In the 1790s, she was courted by both novelist Charles Brockden Brown and physician Dr. Joseph Bringhurst. Both men engaged in a lengthy correspondence with Ferris. Brown addressed several poems to her, including "Devotion: An Epistle" which he later published. Ferris' and Bringhurst's letters to each other were signed "Laura" and "Petrarch", after the Italian Renaissance poet and the woman who was the subject of his love sonnets.[1][4][5]

Ferris and Bringhurst married in 1799. They had five children: William Bringhurst (1800–1818), Mary Dickinson Bringhurst (1806–1886), Joseph Bringhurst (1807–1880), Edward Bringhurst (1809–1884), and Ziba Ferris Bringhurst (1812–1836).[6]

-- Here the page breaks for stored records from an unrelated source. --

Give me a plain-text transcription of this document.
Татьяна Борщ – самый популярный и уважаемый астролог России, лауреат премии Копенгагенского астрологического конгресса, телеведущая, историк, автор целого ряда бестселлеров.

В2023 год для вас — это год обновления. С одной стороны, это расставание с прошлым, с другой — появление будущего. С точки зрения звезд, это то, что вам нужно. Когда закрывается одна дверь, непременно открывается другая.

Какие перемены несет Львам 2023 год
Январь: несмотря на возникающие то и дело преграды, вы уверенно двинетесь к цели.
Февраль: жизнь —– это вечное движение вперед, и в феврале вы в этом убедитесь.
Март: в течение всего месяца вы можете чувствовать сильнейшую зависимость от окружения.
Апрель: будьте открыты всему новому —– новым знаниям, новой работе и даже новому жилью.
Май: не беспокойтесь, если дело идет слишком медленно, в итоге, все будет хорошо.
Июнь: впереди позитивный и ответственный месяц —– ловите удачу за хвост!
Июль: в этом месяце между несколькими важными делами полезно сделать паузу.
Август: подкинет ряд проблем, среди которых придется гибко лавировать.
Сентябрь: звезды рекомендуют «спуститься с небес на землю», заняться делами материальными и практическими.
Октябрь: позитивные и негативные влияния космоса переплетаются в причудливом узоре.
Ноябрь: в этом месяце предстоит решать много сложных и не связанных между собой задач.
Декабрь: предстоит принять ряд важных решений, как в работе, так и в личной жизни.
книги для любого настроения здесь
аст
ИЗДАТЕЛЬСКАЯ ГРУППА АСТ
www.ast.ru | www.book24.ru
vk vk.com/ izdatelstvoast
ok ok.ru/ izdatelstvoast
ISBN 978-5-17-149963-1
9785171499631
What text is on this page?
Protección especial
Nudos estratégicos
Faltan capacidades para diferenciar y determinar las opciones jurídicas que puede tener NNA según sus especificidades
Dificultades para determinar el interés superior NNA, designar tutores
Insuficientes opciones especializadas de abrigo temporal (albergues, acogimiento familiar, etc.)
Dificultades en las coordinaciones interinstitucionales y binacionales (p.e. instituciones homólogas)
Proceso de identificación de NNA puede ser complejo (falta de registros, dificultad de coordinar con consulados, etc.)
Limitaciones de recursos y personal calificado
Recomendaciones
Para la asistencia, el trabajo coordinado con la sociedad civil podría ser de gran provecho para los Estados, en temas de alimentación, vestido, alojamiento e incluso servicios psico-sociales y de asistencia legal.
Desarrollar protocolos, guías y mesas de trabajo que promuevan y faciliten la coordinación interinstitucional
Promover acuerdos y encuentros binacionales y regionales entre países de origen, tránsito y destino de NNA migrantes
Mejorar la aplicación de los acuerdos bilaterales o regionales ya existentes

In 1800, she was one of a group of Quaker women who founded the Female Benevolent Society of Wilmington, the first charity organization in the state of Delaware.[1][7]

Bringhurst was a devout Hicksite Quaker and abolitionist,[6] though she recorded in her diary in 1839 that "I listened to one of the most extraordinary sermons I ever heard" by the anti-abolitionist Quaker minister George Fox White.[8]